Dans la littérature, américaine surtout, les jeunes délinquants sexuels répondent généralement au profil de l'adolescent confronté à des problèmes d'alcoolisme ou de violence familiale. Une étude zurichoise, portant sur les dossiers de 124 enfants et adolescents ayant eu maille à partir avec la justice cantonale pour des délits d'ordre sexuel entre 1995 et 1999, met un bémol à ce tableau. Une très large majorité de ces cas ne fait en effet pas mention de difficultés particulières à la maison mais bien plutôt référence à un milieu bourgeois et sans histoire.

«Cette étude est importante, car elle permet d'ajuster les programmes thérapeutiques destinés à ces jeunes et d'axer davantage le travail sur leurs problèmes relationnels et leurs difficultés, surtout pour les homosexuels, à trouver un comportement adapté à leur âge et leurs besoins naissants», explique Cornelia Bessler, responsable du service psychiatrique de l'Office zurichois d'exécution des peines, auteur de cette recherche à paraître et dont le Tages-Anzeiger s'est fait l'écho jeudi dernier. Une quantité de chiffres résultent de l'analyse de ces procédures dont la moitié, précise l'auteur, n'a abouti à aucune condamnation, soit parce que les preuves n'étaient pas suffisantes, soit parce que le jeune avait fait l'objet d'une plainte abusive.

L'étude porte toutefois bien sur tous les délinquants jugés, sans considération du résultat du procès. Ces 124 suspects (dont une seule fille) avaient entre 13 et 15 ans. La plupart du temps, ils connaissaient leurs victimes, qui étaient des camarades d'école (42%), ou des enfants qu'ils avaient déjà vus (25%). Les comportements dénoncés font état d'actes sexuels (30%), d'attouchements (23%), de contrainte (21%) et de viol (19%).

En se penchant sur les expertises et les témoignages recueillis, Cornelia Bessler a constaté que seulement 20% de ces jeunes avaient des parents divorcés et 5% vivaient la violence dans leur milieu familial.
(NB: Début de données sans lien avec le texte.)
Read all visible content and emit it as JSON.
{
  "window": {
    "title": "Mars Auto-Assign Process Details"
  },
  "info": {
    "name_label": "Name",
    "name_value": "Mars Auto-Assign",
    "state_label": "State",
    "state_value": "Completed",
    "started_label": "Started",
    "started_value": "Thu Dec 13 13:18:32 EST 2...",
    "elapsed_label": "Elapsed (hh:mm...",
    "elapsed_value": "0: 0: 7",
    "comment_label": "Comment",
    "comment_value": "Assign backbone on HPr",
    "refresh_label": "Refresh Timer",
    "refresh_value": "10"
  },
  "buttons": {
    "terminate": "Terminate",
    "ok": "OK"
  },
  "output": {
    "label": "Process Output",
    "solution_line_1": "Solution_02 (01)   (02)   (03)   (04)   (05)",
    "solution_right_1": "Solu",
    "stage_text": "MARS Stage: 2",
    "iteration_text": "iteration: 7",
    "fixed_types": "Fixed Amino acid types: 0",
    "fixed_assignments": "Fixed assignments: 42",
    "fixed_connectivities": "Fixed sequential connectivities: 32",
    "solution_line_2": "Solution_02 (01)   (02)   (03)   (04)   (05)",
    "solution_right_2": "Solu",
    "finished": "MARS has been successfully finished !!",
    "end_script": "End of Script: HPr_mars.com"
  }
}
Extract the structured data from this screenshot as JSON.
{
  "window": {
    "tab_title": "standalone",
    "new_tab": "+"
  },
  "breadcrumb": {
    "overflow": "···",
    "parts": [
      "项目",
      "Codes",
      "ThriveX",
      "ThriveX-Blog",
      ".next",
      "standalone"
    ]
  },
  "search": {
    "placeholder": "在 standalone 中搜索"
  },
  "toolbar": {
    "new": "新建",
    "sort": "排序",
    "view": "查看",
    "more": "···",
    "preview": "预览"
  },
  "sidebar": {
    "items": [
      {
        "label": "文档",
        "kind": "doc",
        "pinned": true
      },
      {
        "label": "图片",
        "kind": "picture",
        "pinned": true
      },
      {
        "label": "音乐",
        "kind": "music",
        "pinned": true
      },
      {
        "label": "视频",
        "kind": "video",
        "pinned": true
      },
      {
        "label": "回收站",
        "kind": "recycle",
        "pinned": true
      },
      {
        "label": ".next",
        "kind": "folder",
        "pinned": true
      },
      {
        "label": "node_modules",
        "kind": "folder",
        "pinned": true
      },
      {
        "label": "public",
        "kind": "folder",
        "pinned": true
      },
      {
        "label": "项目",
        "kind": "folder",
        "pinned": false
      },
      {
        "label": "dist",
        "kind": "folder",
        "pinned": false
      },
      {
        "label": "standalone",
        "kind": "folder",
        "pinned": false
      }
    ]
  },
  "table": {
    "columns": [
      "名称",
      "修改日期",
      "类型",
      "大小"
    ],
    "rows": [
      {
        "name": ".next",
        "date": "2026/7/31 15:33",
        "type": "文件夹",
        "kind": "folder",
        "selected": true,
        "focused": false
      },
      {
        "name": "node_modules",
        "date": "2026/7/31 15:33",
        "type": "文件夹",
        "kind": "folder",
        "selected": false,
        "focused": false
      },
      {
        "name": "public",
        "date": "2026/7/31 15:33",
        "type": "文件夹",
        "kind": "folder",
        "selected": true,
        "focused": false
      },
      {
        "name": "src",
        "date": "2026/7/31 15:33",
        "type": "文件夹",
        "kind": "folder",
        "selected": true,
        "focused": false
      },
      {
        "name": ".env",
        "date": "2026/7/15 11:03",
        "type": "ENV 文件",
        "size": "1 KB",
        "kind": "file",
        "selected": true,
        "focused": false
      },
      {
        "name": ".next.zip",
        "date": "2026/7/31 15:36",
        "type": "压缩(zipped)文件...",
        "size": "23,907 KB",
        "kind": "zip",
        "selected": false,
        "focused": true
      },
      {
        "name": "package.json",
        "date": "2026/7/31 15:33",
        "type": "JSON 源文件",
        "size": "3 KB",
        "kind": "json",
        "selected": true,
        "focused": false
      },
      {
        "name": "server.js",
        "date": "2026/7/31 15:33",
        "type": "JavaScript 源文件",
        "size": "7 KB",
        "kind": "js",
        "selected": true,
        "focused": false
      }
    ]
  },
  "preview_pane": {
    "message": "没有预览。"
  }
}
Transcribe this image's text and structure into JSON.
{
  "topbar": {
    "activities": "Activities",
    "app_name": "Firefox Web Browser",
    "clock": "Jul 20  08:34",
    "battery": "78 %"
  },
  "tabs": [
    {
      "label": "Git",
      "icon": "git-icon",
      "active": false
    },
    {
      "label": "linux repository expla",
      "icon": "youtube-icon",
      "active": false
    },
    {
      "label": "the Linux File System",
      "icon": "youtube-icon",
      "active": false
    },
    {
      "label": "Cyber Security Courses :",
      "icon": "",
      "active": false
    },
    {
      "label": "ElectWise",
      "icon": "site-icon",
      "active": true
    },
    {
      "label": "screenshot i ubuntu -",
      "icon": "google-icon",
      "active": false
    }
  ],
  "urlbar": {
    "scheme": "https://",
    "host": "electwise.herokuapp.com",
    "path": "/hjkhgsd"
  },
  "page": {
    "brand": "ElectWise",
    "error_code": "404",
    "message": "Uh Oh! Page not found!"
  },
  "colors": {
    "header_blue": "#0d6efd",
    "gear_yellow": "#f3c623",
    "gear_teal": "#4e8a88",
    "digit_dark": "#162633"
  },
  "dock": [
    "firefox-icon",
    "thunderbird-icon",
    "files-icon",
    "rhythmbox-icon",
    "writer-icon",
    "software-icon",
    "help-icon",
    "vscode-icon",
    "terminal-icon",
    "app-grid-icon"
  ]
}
L'auteur en tire donc deux hypothèses: la majorité de ces adolescents a grandi dans un milieu considéré comme «normal» mais sans doute empreint d'une vie sociale restreinte. Un milieu qui a développé chez eux un caractère asocial et un complexe d'infériorité à l'égard des jeunes de leur âge, avec lesquels ils ont peine à établir des contacts. Ils se tournent alors vers des plus jeunes, ce qui explique pourquoi un quart des victimes étaient âgées de 3 à 7 ans.
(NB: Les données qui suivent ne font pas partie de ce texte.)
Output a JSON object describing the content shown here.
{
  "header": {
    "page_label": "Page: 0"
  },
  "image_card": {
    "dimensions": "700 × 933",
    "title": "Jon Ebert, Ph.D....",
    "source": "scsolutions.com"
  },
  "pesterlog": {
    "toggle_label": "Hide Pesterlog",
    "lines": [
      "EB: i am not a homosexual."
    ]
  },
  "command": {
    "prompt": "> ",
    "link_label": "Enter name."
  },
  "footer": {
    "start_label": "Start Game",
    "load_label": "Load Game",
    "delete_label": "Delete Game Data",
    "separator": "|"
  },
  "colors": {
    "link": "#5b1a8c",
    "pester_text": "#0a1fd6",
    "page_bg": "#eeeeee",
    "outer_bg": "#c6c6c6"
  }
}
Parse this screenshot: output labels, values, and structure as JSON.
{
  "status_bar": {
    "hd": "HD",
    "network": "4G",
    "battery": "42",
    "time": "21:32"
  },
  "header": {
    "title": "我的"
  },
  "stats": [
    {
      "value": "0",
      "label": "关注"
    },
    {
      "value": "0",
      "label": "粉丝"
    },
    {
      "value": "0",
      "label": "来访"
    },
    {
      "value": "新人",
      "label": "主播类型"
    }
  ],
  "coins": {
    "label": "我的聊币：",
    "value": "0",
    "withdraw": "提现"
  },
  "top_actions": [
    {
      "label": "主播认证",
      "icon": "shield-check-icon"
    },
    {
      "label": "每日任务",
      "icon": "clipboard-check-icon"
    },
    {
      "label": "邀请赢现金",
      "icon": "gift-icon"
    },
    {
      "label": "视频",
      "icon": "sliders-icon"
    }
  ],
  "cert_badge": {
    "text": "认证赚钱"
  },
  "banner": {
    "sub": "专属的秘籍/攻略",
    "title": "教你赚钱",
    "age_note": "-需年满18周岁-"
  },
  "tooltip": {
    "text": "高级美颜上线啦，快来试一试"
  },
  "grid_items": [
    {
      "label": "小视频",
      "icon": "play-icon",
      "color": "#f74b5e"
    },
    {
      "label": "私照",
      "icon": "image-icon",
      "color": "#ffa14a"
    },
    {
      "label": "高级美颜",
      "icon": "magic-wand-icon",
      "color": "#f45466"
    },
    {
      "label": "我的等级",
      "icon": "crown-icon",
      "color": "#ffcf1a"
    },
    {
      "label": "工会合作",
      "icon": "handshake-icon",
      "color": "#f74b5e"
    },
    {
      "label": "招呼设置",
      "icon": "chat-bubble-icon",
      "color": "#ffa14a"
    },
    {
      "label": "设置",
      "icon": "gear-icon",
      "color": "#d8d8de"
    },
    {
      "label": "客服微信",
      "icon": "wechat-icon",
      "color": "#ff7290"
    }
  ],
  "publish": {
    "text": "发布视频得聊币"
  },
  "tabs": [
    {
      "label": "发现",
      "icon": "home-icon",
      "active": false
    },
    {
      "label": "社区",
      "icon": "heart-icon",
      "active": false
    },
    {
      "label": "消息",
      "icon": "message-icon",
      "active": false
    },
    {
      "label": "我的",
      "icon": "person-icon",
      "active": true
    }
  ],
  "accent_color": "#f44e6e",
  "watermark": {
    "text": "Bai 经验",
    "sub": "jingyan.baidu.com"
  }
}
Un portrait que ne contredit pas vraiment l'expérience d'Hélène Châtelain, présidente du Tribunal des mineurs du canton de Vaud: «Sur une cinquantaine de cas par année, on rencontre souvent des jeunes complexés, boucs émissaires de leur classe, écrasés par un sentiment d'infériorité. Mais on constate aussi relativement souvent d'autres cas où les mineurs ont eux-mêmes été abusés, mais pas forcément dans le cadre familial.» Une prise en charge particulière de ces délinquants sexuels, en collaboration avec l'Association Familles solidaires, a été lancée en mars dernier. «Il est trop tôt pour faire un bilan», ajoute la magistrate.
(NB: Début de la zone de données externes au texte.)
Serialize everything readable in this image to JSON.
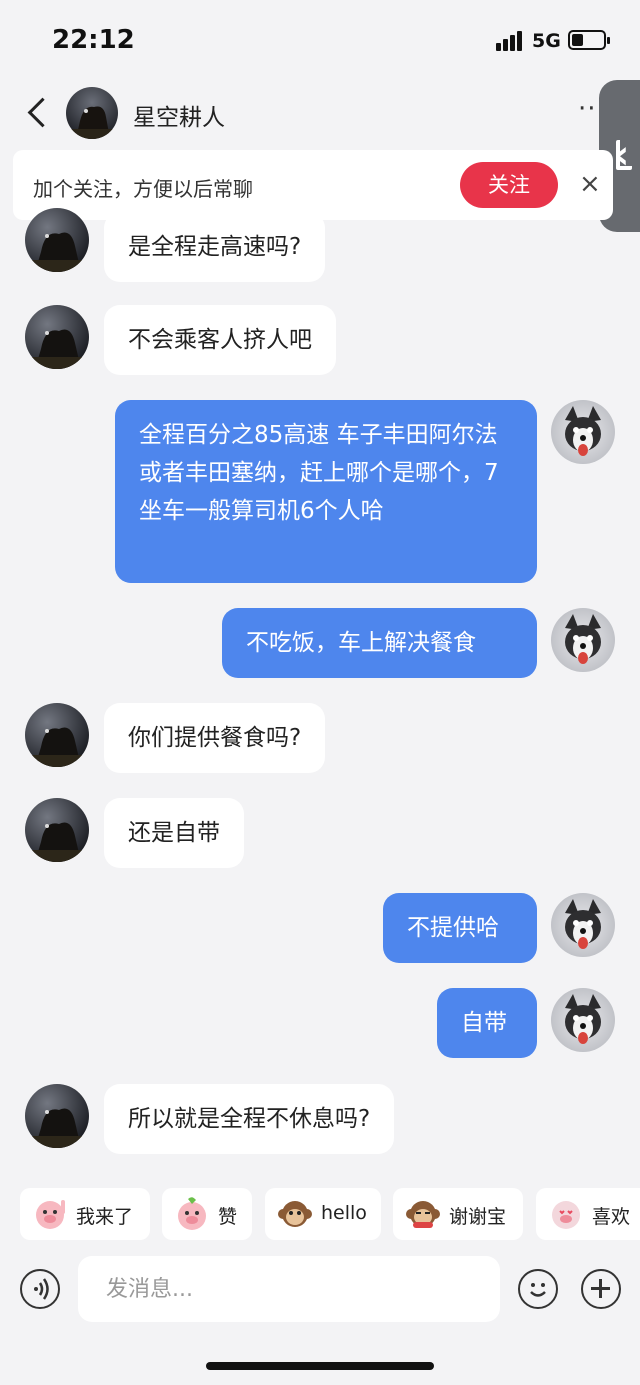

A Zurich, Cornelia Bessler précise bénéficier de l'appui des autorités pour poursuivre une thérapie de groupe qui a déjà fait ses preuves. «Ce programme très structuré, mené depuis un an et demi, a été testé sur six adolescents. Ils ont montré beaucoup d'engagement et de perméabilité», relève la psychiatre. Des adolescents qui se distinguent aussi par un parcours scolaire difficile et certains troubles du comportement mais pas par une maladie psychique telle que la psychose ou la dépression. Demeure une question: cette inadaptation de l'adolescence est-elle susceptible d'engendrer une délinquance dans la durée? «Il faudrait faire une autre étude pour savoir si ces jeunes quittent ce comportement ou bien si celui-ci se fixe. Je pense que les choses peuvent être différentes, surtout si le mineur a reçu de l'aide», conclut la psychiatre zurichoise.